As Raf Simons calls upon Peter Saville’s archive of record artwork for his S/S18 collection, we look back on almost 20 years of their creative collaborations
- TextCalum Gordon
The old adage is that you should never meet your heroes. Raf Simons, of course, has never been one particularly enamoured with conventional ideals.
For Simons, famed English graphic artist Peter Saville was not only an early hero – it was the enticing otherness of the record covers Saville designed which first exposed the Belgian to the strange, radical sounds emanating from Manchester at that time – but he was also somebody Simons sought to collaborate with. Despite hailing from two decidedly different parts of the world – Simons from the sleepy town of Neerpelt in Belgium, and Saville from Manchester, England – the duo share a decidedly modernist outlook on culture. This outlook has, in turn, spawned one of the most unique and intriguing collaborative relationships in fashion.
Here, we take a look at nearly two decades of creative endeavours between the two, and examine Simons’ for not only meeting your heroes, but working with them too.
It may seem odd that Peter Saville’s exacting brand of austere moodiness, which he practised while working for Factory Records in the late 70s and 60s, could serve as a form of escapism. But for a young Raf Simons, who grew up in a town disconnected from anything that could remotely be deemed a cultural hotspot, Saville’s cover artwork for the likes of New Order and Joy Division proved to be exactly that.
“One of the first things I picked up when I was very, very young out of a record store was work from Peter Saville - the early things he used to do for Factory Records,” he told The Talks in 2013. “I come from a village of 6,000 people, so forget about Berlin, London, New York – what are you talking about? – I didn’t know anything. So I picked up things because of the imagery. We have to think back in time – no computers, no mobiles, no nothing – it was pure isolation in a way.”
While not exactly a collaboration between the two, it left an irrevocable impression on Simons, and would go on to inform much of his early work – with themes of isolation and angst, punctured by youth culture and the transformative power of music and art featuring regularly.
Raf Simons A/W03
Belgian iconoclast Simons has produced many memorable collections in a career spanning over two decades, but one in particular seems to be fixated on by fans and fashion journalists alike. Simons’ A/W03 collection, which saw his first formal collaboration with Peter Saville, incorporated many of the record sleeves and motifs of the Englishman’s work at Factory Records, from Joy Division’s enduring Unknown Pleasures cover to more subtle accents, like the ‘F’ logo of the band’s record sub-label, which adorned the sleeves of the mod-style parkas that were shown. Today, those parkas can fetch up to tens of thousands of pounds on reseller websites.

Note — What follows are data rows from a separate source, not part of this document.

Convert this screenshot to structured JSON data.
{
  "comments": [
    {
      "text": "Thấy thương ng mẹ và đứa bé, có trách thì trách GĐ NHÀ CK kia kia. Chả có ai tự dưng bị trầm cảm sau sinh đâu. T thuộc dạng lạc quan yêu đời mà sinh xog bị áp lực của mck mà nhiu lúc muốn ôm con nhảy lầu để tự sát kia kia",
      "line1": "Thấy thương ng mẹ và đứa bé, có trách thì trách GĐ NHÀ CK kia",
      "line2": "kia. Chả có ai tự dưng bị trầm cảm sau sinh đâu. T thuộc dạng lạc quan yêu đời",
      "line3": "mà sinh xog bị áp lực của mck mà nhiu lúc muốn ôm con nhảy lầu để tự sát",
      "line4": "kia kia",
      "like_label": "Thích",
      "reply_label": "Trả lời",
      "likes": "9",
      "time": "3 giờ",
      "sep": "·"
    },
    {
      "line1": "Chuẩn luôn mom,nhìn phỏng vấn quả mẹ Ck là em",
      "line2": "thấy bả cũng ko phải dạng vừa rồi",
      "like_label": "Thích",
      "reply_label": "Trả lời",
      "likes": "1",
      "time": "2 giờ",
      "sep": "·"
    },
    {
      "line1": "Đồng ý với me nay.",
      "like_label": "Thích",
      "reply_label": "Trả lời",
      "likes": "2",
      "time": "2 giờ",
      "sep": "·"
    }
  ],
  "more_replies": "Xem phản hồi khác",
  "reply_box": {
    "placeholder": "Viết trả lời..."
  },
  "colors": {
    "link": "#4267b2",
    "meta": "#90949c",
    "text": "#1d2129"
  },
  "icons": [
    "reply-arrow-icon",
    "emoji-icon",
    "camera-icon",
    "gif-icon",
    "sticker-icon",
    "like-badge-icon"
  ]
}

It is hard to pinpoint exactly why this single collection seems to have superseded all others in terms of modern-day relevance. Perhaps it is because it was the ultimate pop culture collaboration, as Saville’s iconic visual accompaniments to the post-punk era clashed with Simons’ idiosyncratic stylings. While that collection is nearly 15 years old, and the artwork used within it closer to 40, there is something to be said for the fact that both look decidedly current – two expressions of youth culture, both of which have somehow become timeless.
Perhaps out of a desire that Calvin Klein be known as a fashion brand first and foremost, if one that happens to create underwear too, a newly appointed Simons wasted little time in attempting to rework the brand’s image. His first port of call? To have the brand’s iconic logo redesigned. Naturally, he enlisted the help of Saville, who, post-Factory, has worked with everyone from the English Football Association to Kanye West. The resulting sleek, minimal replacement acts as a signal of intent from Simons, but it also underlines the duo’s commitment to making their work clear and impactful.
Raf Simons S/S18
There has been an apparent tension in Simons’ work over the past few years, as he reckons with his own legacy and place in the zeitgeist. A/W15 saw him declare that his “archives were no longer relevant,” while his S/S17 collection, shown in Florence, was set in a room filled with archive pieces. Earlier this year, in an interview with GQ, he described the current and pronounced fascination with his earlier work (in particular A/W03) as “weird to experience.”
This past week in Chinatown, New York, we witnessed Simons’ latest musings on the subject, as he once again called upon Saville and incorporated many of the record artworks from A/W03 into the S/S18 collection. “I wanted to go to where I was in the beginning. With references to the youth who create their own looks, like punks and new wave and new romantics,” he said of this latest collaboration. “But in a more extreme way. More linked to my own past.”
Some ten days prior in Manchester, the art exhibition True Faith opened, examining “the ongoing significance and legacy of New Order and Joy Division”. Naturally, it included one of the prized parkas from Simons’ 2003 hook-up with Saville, featuring the graphic artist’s subtle edit of Henri Fantin-Latour’s Basket of Roses on the back.
So perhaps Simons’ collection this past week was not simply giving the people what they wanted, but came from a place of realisation instead: A/W03 had initially been conceived as a pop culture tribute, carried out from the perspective of a fascinated teenager. To a new generation of teenagers, that collection has taken on a similar significance.